Tuesday, March 6, 2012

Another argument for unlimited multimedia

I downloaded Seth Godin's book Stop Stealing Dreams.  I'm 32% through it.  I have read some of Seth Godin's posts via Trent from The Simple Dollar's roundup edition, where he appears regularly.  I am fascinated by his understanding of the post-industrialized world, the world of connection, and his description of the educational model that will be effective.  He writes about how even 5th graders can educate themselves with this new connectivity.  I have seen this with Chana; in her quest for animation, she finds techniques that she wants to learn, and then she contacts the people who do it and requests tips, or, even better, for them to make a youtube tutorial.  Within a few hours, a tutorial is up in response.  She then can ask questions.  It's remarkable. 
 

I'm really looking forward to reading the rest.  It confirms that the unschooling, or "child-led" model of education is efficient and full of passion and excitement.

He says (and it's obvious, really, but Seth Godin is always full of good sense that is obvious in retrospect and I need him to say it), the connectivity of instant, world wide communication allows people with the same passions and interests to find each other.  Now we can have conversations with each other and learn and grow from each other.  And collaborate.  And information doesn't need to be hoarded or memorized.  It is all instantly available. 

Here is a quote that is apropos of the question of allowing children unlimited access to technology and multimedia:

A citizen can spend his spare time getting smarter, more motivated, and more involved, or he can tune out, drop out, and entertain himself into a stupor.
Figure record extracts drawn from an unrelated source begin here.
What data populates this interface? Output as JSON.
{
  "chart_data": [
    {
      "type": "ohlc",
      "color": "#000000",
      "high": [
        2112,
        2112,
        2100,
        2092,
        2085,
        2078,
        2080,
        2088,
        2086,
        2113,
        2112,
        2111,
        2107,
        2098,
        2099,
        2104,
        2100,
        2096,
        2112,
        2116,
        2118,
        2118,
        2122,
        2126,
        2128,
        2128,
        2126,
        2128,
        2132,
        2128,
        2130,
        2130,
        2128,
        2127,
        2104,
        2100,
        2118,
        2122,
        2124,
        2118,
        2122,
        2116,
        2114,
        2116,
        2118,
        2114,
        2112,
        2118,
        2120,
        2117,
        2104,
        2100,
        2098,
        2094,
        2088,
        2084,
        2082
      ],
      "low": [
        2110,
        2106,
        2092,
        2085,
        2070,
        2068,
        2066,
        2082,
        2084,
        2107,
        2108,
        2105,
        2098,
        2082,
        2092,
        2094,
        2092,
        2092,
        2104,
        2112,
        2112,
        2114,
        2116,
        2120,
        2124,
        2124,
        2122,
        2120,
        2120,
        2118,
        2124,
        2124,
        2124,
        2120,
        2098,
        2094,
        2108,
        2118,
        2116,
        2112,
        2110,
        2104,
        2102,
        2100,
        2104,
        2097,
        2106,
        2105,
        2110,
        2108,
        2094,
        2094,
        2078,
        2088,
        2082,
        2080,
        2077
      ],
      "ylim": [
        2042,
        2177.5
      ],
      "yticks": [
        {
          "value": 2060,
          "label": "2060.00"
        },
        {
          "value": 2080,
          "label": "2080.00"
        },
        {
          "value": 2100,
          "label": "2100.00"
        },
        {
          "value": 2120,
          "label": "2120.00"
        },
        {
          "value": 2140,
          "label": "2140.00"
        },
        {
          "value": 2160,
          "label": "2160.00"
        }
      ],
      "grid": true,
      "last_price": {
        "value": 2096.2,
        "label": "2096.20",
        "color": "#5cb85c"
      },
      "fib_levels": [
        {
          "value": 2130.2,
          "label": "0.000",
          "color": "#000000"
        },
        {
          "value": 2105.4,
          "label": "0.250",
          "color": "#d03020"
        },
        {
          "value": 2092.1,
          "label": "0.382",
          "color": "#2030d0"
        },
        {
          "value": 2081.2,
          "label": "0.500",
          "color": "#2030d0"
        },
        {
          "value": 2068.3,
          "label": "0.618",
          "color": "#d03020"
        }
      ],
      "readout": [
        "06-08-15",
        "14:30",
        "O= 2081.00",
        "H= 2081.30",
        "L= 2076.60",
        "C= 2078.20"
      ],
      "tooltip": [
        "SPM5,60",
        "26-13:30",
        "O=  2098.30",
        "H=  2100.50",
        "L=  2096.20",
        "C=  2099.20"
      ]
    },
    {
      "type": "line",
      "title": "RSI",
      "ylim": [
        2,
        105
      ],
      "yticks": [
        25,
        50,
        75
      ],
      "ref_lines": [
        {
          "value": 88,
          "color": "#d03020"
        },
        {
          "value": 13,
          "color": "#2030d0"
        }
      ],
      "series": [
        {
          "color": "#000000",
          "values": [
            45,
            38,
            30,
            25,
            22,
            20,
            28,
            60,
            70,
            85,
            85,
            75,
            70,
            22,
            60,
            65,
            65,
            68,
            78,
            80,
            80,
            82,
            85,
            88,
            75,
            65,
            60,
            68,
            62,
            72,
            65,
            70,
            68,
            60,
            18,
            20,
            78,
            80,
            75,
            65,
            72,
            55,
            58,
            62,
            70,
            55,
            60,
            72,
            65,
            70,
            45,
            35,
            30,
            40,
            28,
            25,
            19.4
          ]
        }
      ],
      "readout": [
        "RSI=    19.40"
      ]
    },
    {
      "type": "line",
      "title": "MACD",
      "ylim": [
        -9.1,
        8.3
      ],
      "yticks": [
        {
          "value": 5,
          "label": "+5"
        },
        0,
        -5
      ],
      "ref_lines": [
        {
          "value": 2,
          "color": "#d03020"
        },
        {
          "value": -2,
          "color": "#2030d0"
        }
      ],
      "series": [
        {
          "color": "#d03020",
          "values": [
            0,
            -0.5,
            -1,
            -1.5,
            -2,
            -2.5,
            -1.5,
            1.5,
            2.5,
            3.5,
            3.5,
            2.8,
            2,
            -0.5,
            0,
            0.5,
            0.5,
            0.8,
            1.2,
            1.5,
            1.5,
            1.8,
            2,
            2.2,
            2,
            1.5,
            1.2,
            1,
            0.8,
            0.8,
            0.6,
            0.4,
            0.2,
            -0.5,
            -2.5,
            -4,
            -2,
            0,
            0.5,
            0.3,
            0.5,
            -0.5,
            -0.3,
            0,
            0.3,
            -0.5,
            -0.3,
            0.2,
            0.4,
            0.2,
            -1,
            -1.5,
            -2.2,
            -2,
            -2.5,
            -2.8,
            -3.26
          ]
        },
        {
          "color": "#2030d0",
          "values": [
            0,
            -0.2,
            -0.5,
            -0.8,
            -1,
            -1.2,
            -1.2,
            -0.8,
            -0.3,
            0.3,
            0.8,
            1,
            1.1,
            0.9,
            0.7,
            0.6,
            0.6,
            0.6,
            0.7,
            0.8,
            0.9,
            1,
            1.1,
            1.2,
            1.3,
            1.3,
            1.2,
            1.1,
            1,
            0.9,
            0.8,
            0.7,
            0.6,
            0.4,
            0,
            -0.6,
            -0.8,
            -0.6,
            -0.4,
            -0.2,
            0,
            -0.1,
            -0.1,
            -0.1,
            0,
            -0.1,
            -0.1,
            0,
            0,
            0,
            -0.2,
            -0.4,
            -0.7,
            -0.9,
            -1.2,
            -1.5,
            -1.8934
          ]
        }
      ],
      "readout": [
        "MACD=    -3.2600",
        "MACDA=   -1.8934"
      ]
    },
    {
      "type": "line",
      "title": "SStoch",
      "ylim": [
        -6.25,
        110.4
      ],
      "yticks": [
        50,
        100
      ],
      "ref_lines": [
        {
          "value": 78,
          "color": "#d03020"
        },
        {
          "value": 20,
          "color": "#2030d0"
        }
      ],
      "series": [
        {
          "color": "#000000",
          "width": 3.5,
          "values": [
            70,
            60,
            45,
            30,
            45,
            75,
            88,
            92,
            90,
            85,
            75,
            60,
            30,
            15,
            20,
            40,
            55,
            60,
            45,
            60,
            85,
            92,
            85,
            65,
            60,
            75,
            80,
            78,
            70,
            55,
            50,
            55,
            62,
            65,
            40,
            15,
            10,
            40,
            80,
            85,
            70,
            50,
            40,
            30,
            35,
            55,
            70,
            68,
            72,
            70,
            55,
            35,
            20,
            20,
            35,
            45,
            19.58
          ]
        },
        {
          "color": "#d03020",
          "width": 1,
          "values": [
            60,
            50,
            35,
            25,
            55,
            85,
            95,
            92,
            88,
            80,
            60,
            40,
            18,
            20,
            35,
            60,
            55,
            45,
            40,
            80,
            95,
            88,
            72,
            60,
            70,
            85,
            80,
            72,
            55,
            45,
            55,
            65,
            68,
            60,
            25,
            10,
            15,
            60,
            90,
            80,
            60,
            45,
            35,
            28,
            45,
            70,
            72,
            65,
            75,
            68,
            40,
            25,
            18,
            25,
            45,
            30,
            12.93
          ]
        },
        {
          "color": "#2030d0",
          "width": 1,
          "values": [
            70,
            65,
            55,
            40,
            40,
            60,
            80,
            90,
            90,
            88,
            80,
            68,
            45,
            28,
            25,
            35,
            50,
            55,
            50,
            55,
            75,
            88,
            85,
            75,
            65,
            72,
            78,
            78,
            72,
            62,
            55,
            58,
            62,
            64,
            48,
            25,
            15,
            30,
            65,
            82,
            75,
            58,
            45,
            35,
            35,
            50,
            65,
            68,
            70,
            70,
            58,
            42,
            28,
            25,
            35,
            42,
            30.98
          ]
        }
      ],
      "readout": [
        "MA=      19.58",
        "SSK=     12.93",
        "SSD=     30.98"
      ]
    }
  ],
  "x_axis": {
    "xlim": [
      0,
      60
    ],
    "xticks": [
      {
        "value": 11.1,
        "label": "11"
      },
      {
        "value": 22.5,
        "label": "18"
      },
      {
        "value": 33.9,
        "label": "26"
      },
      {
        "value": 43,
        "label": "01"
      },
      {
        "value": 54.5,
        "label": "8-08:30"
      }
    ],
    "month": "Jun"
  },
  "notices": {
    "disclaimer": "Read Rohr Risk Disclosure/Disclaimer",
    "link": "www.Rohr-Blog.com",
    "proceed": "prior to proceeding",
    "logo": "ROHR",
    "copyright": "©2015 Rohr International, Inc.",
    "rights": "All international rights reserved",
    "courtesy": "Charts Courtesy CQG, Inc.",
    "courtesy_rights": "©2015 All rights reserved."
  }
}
Nurturing children to follow their passions will likely encourage them, especially with unlimited media access, to follow dreams.  Another quote: "Settling for the not-particularly uplifting dream of a boring, steady job isn't helpful.  Dreaming of being picked--picked to be on TV...or picked to be lucky--isn't helpful either..The dreams we need are self-reliant dreams.  We need dreams based not on what is but on what might be.  We need students who can learn how to learn, who can discover how to push themselves and are generous enough and honest enough to engage with the outside world to make those dreams happen."